In Deuteronomy we read: “Ye shall not add unto the word which I command you, neither shall ye diminish ought from it, that ye may keep the commandments of the LORD your God which I command you” (Deut 4:2). If this implies a closed canon, how are we to account for the remainder of the Old Testament since, apart from the book of Job, none of it had been written yet? Equally important for we Christians, how are we to account for the New Testament, given that it not only speaks of the fulfillment of the law of Moses in the person of Jesus Christ, but also reveals the Triune God, something never made explicit in the Old Testament, and not even made implicit apart from the reading of Christ back into the Old Testament
Historically, the canon of the Old Testament was accepted by the Christian Church up until time of the Reformation. Henry Wace, in his commentary on the King James Version, admits as much when he writes:
“When the Reformers denied the inspired authority of the books of the Apocrypha, it was by no means their intention to exclude them from use either in public or in private reading. The Articles of the Church of England quote with approbation the ruling of St. Jerome, that though the Church does not use these books for establishment of doctrine, it reads them for example of life and instruction of manners.” [emphasis added] (Wace 1811, xxxvi)
There were individuals who devised lists of books approved for use in the church (such as the “ruling of St. Jerome), lists similar to that used by Protestants today, but these were not authoritative in the wider church. It should be noted that the Bible texts created prior to the Protestant Reformation included what Protestants call the Apocrypha. The Geneva Bible of 1560 and the original King James Version (KJV) of 1611 both contained the Apocrypha, and versions of the KJV with the Apocrypha are available today (although printed versions are quite rare in the United States).
But the situation is more complicated when we discuss the lectionaries, the appointed Scripture readings for the Church year. The King James Bible with Commentary contains, in its introduction, a history of the gradual elimination of the Apocrypha from the Common Lectionary of the Anglican Church. Originally the Lectionary included the Apocrypha with the exception of the books of the Maccabees. Henry Wace notes: “Among the Puritan complaints in the reign of Elizabeth, objections to the public reading of the Apocrypha had no prominent part.” (Wace 1811, xxxvi) Various redactions were made over the years, and while the revised lectionary of 1867 contained readings from the Apocrypha only on weekdays, readings from the Apocrypha were reduced from two months to only three weeks. Of the Anglican Lectionary of 1867, Wace writes:
So small a portion of the apocryphal books has been retained in the present Lectionary that the retention of any would seem intended for little more than an assertion of the Church’s right to use these books if she pleases in public reading. This is still more true of the American Church, which entirely discontinued the use of lessons from the Apocrypha on ordinary week-days ; but still uses such lessons on two or three holy days. The Irish Church on its last revision of the Lectionary has not even retained so much as this. (Wace 1811, xxxviii)

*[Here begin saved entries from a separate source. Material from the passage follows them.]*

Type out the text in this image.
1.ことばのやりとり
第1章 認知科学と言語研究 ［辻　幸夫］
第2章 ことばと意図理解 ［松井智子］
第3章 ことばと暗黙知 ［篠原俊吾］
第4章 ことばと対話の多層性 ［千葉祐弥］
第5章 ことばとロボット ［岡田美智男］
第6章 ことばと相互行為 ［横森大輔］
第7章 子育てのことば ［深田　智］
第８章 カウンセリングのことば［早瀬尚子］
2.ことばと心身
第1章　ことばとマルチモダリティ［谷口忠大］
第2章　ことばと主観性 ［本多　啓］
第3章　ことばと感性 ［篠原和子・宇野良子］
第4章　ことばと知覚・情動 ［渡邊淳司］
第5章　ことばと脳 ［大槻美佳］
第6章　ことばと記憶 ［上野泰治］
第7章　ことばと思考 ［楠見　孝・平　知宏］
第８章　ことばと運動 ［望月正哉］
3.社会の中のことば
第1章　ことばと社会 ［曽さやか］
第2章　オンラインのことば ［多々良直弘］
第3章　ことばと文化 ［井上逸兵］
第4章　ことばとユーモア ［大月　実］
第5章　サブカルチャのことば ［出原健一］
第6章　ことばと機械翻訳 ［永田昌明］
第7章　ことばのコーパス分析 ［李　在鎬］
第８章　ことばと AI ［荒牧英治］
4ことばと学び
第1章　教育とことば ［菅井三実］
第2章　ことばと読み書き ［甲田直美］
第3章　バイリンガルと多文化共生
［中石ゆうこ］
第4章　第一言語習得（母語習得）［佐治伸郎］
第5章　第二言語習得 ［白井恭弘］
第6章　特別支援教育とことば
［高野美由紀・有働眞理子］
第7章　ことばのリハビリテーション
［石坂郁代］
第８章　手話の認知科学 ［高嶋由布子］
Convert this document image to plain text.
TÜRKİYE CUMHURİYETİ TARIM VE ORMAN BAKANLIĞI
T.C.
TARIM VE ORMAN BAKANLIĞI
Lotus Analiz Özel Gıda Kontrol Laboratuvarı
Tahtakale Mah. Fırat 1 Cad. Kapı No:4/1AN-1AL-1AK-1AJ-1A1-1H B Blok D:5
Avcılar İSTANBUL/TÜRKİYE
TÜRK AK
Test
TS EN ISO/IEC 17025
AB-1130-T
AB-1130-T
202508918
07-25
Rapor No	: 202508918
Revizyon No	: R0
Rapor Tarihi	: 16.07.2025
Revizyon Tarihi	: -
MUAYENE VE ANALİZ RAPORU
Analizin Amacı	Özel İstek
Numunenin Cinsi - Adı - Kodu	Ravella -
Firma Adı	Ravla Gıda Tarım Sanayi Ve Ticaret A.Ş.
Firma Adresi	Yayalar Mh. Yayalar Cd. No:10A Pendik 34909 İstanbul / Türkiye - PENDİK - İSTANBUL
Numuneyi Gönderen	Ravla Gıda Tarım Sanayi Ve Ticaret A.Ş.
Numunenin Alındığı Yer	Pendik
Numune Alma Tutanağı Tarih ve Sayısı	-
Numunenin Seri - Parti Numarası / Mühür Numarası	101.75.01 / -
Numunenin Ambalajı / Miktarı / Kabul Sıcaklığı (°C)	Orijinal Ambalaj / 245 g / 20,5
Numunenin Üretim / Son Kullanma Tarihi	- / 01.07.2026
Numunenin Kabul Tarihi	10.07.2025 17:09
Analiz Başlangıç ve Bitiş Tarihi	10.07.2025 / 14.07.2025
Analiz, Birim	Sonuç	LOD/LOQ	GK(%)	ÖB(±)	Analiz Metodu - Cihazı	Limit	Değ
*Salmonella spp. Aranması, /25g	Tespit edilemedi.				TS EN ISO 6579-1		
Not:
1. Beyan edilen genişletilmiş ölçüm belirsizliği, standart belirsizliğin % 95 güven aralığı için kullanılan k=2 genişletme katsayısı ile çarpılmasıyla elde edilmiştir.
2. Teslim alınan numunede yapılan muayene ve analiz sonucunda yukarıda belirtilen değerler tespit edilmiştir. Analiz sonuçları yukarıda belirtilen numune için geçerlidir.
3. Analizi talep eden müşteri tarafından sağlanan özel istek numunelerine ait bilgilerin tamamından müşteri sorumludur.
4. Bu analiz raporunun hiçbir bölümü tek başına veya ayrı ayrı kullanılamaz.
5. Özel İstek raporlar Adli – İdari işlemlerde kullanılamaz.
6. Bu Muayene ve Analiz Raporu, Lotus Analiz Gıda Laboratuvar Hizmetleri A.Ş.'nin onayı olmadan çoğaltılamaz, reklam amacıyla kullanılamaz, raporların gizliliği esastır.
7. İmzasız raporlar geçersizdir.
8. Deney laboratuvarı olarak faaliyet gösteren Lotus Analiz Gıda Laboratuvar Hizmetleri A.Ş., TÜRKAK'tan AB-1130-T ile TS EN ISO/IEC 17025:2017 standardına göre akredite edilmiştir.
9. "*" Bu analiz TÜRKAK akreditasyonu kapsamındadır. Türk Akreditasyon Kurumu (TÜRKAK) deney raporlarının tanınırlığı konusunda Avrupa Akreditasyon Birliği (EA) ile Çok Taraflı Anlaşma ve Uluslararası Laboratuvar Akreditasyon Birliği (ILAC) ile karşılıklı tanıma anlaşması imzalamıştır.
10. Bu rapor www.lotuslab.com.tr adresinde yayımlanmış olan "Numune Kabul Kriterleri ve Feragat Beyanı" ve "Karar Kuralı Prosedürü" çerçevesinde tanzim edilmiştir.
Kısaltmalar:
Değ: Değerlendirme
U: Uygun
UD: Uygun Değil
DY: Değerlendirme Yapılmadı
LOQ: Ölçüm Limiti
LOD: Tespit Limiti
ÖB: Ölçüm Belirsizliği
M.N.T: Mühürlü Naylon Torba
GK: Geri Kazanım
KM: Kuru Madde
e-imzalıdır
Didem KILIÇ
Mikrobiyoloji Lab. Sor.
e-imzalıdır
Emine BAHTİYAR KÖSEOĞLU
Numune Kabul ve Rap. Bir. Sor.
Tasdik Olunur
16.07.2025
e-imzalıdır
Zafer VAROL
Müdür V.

The complete elimination of the Apocrypha from the life of the Protestant Church turns out to be a relatively recent innovation, one which would not have been acceptable to the Reformers.
Bruce, F.F. The Canon of Scripture. Kindle Edition. Downers Grove: IVP Academic, 2010.
Wace, Henry. Holy Bible According to the Authorized Version (A.D. 1611). Edited by Henry Wace. Vol. 1. 2 vols. London: John Murray, 1811.